How close are you to deploying this robot in the warehouse?

“I think there are lots of aspects of the project which can be taken forward. I think the robot as whole, and the intelligent system as a whole, will need to go through another phase of development at the end of the project. But there are some initial learnings, some initial components, which can be exploited now.

“The arm design is really fantastic and could be exploited immediately. And some of the intelligence components could be taken forward. But as a whole, getting the whole robot to work in the environment is still very much a challenge. And it’s something that is part of our next steps of the project.
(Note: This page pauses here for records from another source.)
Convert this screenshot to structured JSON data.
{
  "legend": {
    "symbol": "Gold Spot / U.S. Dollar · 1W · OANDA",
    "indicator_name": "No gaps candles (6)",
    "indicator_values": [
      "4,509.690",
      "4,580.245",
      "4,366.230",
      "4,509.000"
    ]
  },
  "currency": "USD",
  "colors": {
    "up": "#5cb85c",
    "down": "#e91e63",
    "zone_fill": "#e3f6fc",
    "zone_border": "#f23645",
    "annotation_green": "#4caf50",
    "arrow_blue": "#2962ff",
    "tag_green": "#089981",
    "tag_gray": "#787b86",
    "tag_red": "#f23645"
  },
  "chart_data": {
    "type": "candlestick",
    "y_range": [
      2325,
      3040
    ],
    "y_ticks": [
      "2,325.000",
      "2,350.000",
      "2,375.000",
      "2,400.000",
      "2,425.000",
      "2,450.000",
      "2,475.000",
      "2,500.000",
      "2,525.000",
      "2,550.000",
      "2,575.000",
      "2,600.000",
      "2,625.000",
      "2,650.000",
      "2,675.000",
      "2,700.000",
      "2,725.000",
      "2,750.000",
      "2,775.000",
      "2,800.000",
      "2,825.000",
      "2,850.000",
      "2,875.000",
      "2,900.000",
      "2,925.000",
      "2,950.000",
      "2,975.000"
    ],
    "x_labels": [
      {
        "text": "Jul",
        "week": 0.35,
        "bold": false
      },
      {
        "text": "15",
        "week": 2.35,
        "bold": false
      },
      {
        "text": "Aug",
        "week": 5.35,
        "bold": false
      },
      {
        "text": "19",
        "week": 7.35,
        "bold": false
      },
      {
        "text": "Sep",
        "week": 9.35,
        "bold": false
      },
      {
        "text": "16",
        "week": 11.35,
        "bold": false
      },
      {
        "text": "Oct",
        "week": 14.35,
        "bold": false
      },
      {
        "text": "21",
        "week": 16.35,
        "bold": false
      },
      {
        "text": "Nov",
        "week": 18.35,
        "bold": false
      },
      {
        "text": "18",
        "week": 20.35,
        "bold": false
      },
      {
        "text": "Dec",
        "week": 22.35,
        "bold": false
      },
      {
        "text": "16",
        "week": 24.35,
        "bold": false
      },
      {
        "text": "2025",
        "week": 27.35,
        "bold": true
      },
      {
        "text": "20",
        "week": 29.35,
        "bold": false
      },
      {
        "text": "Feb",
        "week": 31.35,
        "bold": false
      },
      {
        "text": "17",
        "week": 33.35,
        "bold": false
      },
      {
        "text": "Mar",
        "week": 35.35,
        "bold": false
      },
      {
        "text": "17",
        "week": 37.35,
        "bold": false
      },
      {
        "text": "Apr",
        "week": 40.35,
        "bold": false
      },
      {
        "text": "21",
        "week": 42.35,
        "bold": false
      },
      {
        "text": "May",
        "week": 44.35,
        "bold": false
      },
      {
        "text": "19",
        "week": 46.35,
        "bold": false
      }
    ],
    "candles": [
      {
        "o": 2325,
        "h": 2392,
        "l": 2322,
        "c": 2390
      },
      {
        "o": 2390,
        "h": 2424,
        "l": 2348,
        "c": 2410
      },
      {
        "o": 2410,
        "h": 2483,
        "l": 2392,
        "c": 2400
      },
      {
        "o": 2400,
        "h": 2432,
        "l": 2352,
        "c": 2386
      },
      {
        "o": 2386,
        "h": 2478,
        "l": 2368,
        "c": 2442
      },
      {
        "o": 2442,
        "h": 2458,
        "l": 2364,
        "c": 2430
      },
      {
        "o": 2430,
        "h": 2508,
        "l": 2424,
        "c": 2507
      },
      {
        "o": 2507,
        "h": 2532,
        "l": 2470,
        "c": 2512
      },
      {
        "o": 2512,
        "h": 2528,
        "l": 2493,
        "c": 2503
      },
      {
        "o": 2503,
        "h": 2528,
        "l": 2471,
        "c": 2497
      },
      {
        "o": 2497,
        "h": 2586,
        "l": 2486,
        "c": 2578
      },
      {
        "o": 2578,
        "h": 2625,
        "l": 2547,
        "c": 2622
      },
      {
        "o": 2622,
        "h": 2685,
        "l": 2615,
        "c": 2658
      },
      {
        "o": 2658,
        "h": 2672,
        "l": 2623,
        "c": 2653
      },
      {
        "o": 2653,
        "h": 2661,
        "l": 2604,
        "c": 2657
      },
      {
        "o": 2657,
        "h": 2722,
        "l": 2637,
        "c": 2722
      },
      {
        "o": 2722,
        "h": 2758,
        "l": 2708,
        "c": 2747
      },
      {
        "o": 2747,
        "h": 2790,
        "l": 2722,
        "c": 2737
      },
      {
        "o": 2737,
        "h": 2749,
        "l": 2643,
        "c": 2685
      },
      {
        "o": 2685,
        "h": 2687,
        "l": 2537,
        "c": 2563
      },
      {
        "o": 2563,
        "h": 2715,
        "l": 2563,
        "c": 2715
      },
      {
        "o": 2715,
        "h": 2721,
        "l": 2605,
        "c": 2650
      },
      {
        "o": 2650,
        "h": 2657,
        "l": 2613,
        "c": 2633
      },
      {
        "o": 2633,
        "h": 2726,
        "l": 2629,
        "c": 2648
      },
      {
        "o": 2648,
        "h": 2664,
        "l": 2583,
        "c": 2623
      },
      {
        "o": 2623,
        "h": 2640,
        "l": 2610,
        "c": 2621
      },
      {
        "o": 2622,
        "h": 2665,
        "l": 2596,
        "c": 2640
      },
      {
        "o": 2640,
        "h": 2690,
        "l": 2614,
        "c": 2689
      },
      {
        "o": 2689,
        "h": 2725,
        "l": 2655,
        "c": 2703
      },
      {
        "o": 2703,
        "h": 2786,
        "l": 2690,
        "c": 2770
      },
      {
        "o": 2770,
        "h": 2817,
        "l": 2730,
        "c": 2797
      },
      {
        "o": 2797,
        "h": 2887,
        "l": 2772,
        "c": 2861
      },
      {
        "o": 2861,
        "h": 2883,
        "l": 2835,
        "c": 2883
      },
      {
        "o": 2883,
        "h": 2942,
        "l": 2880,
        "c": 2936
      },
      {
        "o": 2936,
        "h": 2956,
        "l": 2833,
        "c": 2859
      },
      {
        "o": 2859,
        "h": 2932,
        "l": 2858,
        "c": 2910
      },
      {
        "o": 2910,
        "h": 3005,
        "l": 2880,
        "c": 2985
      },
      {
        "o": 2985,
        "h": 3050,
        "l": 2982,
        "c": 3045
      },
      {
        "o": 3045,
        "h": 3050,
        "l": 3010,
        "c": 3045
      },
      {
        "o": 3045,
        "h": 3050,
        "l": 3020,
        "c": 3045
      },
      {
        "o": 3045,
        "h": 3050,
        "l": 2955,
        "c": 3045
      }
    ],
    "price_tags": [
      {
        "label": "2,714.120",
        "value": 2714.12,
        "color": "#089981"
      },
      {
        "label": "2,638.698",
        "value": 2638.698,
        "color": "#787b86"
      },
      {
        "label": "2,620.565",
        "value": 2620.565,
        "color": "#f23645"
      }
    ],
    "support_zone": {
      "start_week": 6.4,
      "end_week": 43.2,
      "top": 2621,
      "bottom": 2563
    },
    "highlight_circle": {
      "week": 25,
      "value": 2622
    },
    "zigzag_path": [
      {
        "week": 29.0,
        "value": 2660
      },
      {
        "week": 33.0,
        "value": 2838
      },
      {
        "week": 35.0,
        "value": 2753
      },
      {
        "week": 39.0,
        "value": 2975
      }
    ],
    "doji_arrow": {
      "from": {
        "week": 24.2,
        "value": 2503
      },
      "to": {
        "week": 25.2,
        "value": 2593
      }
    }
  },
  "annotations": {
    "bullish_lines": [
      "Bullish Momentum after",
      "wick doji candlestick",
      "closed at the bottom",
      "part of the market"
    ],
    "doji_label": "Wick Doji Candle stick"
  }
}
“Coming out of it, we hope to exploit many parts of it immediately and we hope to see the robot continue as a whole development into something that will offer proactive assistance.”

What are the unique challenges you enjoy about working in robotics?

“Robotics is probably the most concentrated systems engineering problem. And especially with something like SecondHands, where we are having to run a robot with human robot interaction.

“The robots are working directly with humans. So there’s a systems engineering challenge in terms of the functional parts of the robot – the physics of the robot – but also the social interaction and how people react to a robot in an environment.”

The SecondHands project represents a significant stride forward in cobot technology and gives us a glimpse of what the future holds for automated warehouses.

Ultimately, it brings us ever closer to a future where we work alongside humanoid robots that can interact with us, anticipate our needs and even exceed some of our capabilities.